バッファロー'66
1998年/アメリカ
V・ギャロのセンスを存分に発揮した
総合 85点
ストーリー 80点
キャスト 85点
演出 85点
ビジュアル 85点
音楽 85点
マルチ・アーティストのヴィンセント・ギャロが監督・主演・共同脚本・音楽を手掛けた異色のラヴ・ストーリー。
5年振りに出所して故郷のバッファローへ帰るビリー・ブラウン(V・ギャロ)。途中、実家へ電話するが、高級ホテルに泊まっているとか妻はファースト・クラスの飛行機で食べ過ぎたとかウソを重ねる。電話代を借りたダンス・スクール帰りのレイラ(クリスチナ・リッチ)を拉致し、両親(アンジェリカ・ヒューストン、ベン・キャザラ)の前で妻のふりをさせる。

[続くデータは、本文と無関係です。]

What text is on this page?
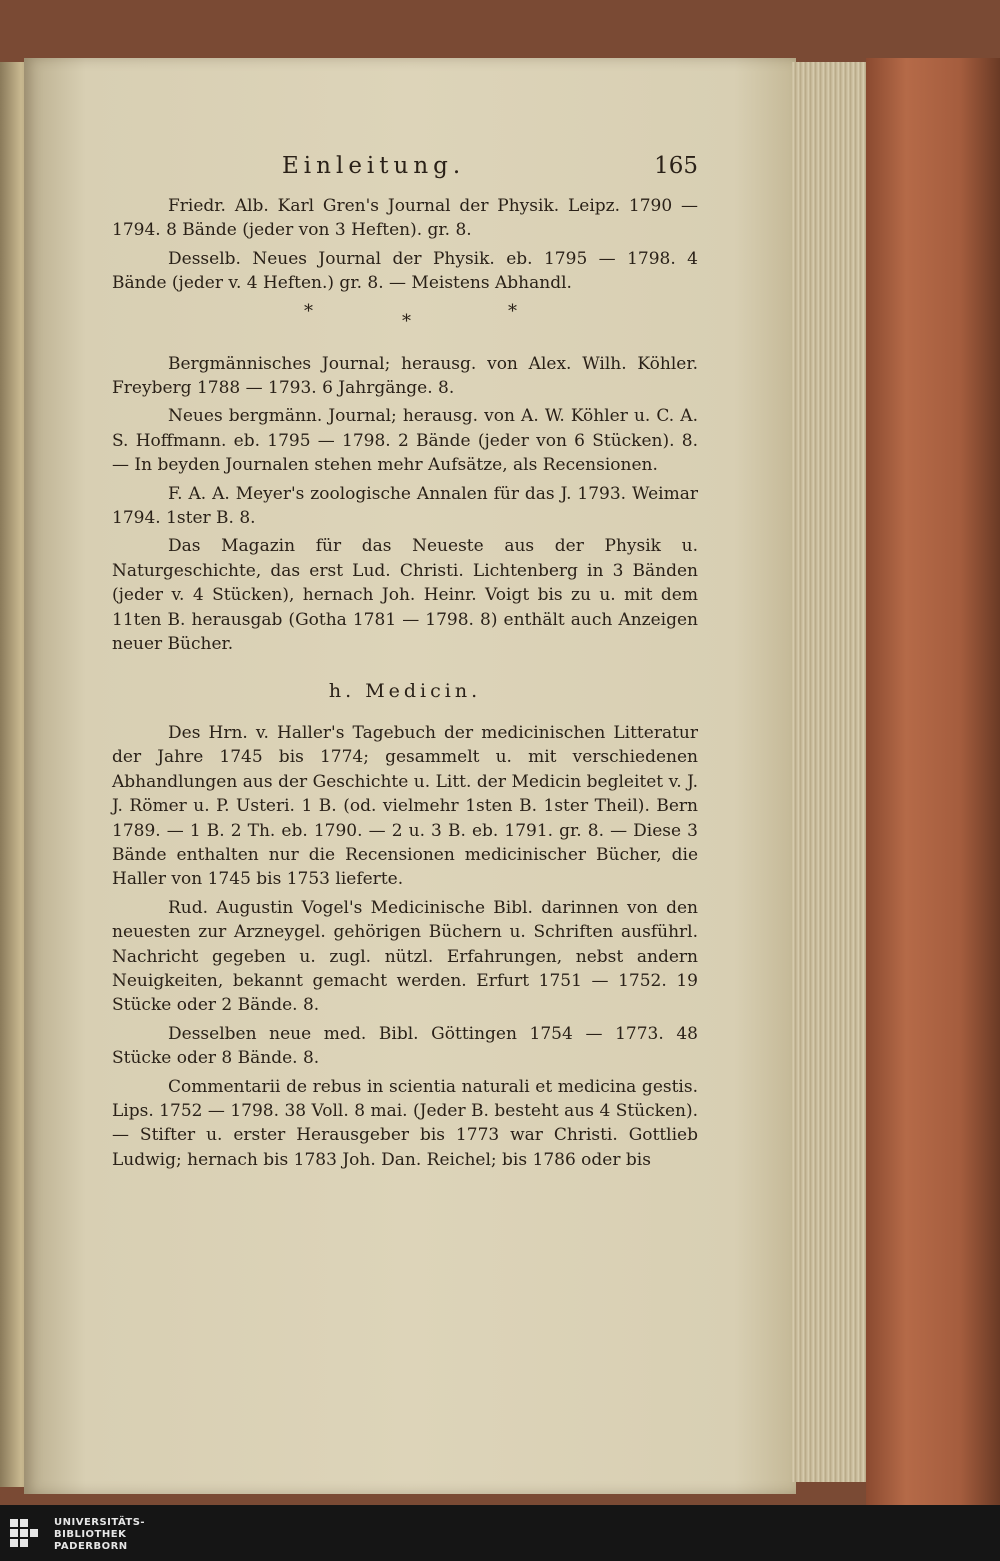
Einleitung.	165

Friedr. Alb. Karl Gren's Journal der Physik. Leipz. 1790 — 1794. 8 Bände (jeder von 3 Heften). gr. 8.

Desselb. Neues Journal der Physik. eb. 1795 — 1798. 4 Bände (jeder v. 4 Heften.) gr. 8. — Meistens Abhandl.

*	*	*

Bergmännisches Journal; herausg. von Alex. Wilh. Köhler. Freyberg 1788 — 1793. 6 Jahrgänge. 8.

Neues bergmänn. Journal; herausg. von A. W. Köhler u. C. A. S. Hoffmann. eb. 1795 — 1798. 2 Bände (jeder von 6 Stücken). 8. — In beyden Journalen stehen mehr Aufsätze, als Recensionen.

F. A. A. Meyer's zoologische Annalen für das J. 1793. Weimar 1794. 1ster B. 8.

Das Magazin für das Neueste aus der Physik u. Naturgeschichte, das erst Lud. Christi. Lichtenberg in 3 Bänden (jeder v. 4 Stücken), hernach Joh. Heinr. Voigt bis zu u. mit dem 11ten B. herausgab (Gotha 1781 — 1798. 8) enthält auch Anzeigen neuer Bücher.

h. Medicin.

Des Hrn. v. Haller's Tagebuch der medicinischen Litteratur der Jahre 1745 bis 1774; gesammelt u. mit verschiedenen Abhandlungen aus der Geschichte u. Litt. der Medicin begleitet v. J. J. Römer u. P. Usteri. 1 B. (od. vielmehr 1sten B. 1ster Theil). Bern 1789. — 1 B. 2 Th. eb. 1790. — 2 u. 3 B. eb. 1791. gr. 8. — Diese 3 Bände enthalten nur die Recensionen medicinischer Bücher, die Haller von 1745 bis 1753 lieferte.

Rud. Augustin Vogel's Medicinische Bibl. darinnen von den neuesten zur Arzneygel. gehörigen Büchern u. Schriften ausführl. Nachricht gegeben u. zugl. nützl. Erfahrungen, nebst andern Neuigkeiten, bekannt gemacht werden. Erfurt 1751 — 1752. 19 Stücke oder 2 Bände. 8.

Desselben neue med. Bibl. Göttingen 1754 — 1773. 48 Stücke oder 8 Bände. 8.

Commentarii de rebus in scientia naturali et medicina gestis. Lips. 1752 — 1798. 38 Voll. 8 mai. (Jeder B. besteht aus 4 Stücken). — Stifter u. erster Herausgeber bis 1773 war Christi. Gottlieb Ludwig; hernach bis 1783 Joh. Dan. Reichel; bis 1786 oder bis

UNIVERSITÄTS-
BIBLIOTHEK
PADERBORN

あまり期待しないで観たが、思いのほか拾い物の映画。一見乱暴なストーリーで暗いハナシを想像させるが、ビリーの何処となく間が抜けていてナイーブな優しい<人となり>が見えてくると、女性はレイラでなくても母性本能をくすぐられ、守ってやりたい気分にさせられるのだろう。
彼の人格形成に欠かせない両親の特異性と無関心な様子の描き方が抜群のセンス。食卓でのカット割りはその象徴であろう。
随所で見せるV・ギャロの片鱗は、ボーリングや音楽で垣間見られるが何よりも素晴らしい映像美。最初の刑務所の遠景から只者ではないと思わせるカットである。
C・リッチは美人女優ではないが、芸域の広い女優で役作りにプロ魂を感じ、なかなかの好演。マドンナのレイラ(C・リッチ)は小柄で豊満な体で包容力がある。ビリーの片想い・ウエンディ(ロザンナ・アークェット)とは両極にあるタイプ。人生にケリをつけるために帰郷したビリーにはレイラが天使に見えたのだろう。
他人が信じられなくなったり、気持ちが落ち込んでしまったとき心を癒してくれる。